Clearly, governments and private security companies have more money and resources at their disposal. Journalism and human rights work is supposed to be a check on that power.
“We took the necessary steps to not cross any lines.” – Fabricio Benevenuto, associate professor, Federal University of Minas Gerais
But having good intentions doesn’t mean that journalists and civil society can sidestep tough questions about using open source tools. Without a thoughtful and transparent ethical framework, we may risk supporting methodologies and crossing lines that could subsequently be turned against us.
For example, the “Iranian Disinformation Project”, an initiative funded by the US Department of State, claimed that it brought to light “disinformation emanating from the Islamic Republic of Iran via official rhetoric, state propaganda outlets, social media manipulation, and more.” What it actually did was target journalists, like former Washington Post correspondent Jason Rezaian, and researchers, like Tara Sepehri Far, who were critical of the Trump administration’s “maximum pressure” economic sanctions on Iran.
At the very least, journalists and civil society organisations need to develop transparent guidelines about when to accept funding from governments to develop open source tools. The same goes for delivering training or participating in workshops with government representatives where these methods are discussed.

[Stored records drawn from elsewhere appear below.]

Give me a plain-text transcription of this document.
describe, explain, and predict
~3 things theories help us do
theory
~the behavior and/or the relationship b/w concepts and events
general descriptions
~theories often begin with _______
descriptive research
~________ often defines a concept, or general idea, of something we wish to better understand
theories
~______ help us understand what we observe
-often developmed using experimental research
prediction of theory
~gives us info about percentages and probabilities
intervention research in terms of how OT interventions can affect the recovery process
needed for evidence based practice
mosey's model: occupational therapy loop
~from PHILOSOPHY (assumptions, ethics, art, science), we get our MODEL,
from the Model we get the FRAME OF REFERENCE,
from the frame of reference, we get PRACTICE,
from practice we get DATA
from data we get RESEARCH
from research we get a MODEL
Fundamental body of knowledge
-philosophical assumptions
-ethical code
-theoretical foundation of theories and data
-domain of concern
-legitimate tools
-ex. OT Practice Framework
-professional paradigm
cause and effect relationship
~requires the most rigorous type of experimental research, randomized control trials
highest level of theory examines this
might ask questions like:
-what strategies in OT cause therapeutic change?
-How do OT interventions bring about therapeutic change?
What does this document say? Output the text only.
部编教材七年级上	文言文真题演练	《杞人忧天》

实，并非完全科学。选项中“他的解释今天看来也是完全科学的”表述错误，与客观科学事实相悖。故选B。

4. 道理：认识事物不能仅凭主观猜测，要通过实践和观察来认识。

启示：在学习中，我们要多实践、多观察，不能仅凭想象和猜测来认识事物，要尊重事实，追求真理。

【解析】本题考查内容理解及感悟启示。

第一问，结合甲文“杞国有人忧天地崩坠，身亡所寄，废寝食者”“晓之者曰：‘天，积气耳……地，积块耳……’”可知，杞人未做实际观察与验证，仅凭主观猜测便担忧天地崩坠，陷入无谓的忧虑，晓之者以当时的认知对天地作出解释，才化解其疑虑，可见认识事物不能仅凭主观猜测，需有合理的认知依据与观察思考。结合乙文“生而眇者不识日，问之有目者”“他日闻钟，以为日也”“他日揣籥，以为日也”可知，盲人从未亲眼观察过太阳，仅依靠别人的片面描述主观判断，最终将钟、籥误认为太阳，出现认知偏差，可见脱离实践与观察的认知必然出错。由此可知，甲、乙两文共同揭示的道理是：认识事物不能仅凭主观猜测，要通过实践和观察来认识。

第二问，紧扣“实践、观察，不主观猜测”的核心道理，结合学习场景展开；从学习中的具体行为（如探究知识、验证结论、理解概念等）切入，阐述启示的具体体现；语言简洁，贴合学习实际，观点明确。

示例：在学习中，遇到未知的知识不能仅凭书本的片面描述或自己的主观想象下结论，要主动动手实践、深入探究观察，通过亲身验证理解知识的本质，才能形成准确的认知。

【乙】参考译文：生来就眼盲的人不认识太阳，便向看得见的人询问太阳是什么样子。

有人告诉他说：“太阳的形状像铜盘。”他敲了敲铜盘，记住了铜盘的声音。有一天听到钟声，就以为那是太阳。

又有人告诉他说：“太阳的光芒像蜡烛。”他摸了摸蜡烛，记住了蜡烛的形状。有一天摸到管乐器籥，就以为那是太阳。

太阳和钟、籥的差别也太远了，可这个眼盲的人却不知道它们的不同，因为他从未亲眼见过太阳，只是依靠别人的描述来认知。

The fact that journalists and researchers couldn’t agree about whether even a scrappy technology like Facebook Graph Search going down was good or bad highlights the murkiness of the ethical waters here. And with technology advancing so quickly, it’s important that we have a clear vision for what the right to personal privacy looks like.
Correction: We have updated this article to acknowledge Tom Trewinnard’s 11 June 2019 Medium post, an earlier writing that addressed the same subject. We have also moved this acknowledgement to the end of the article, as per editorial policy.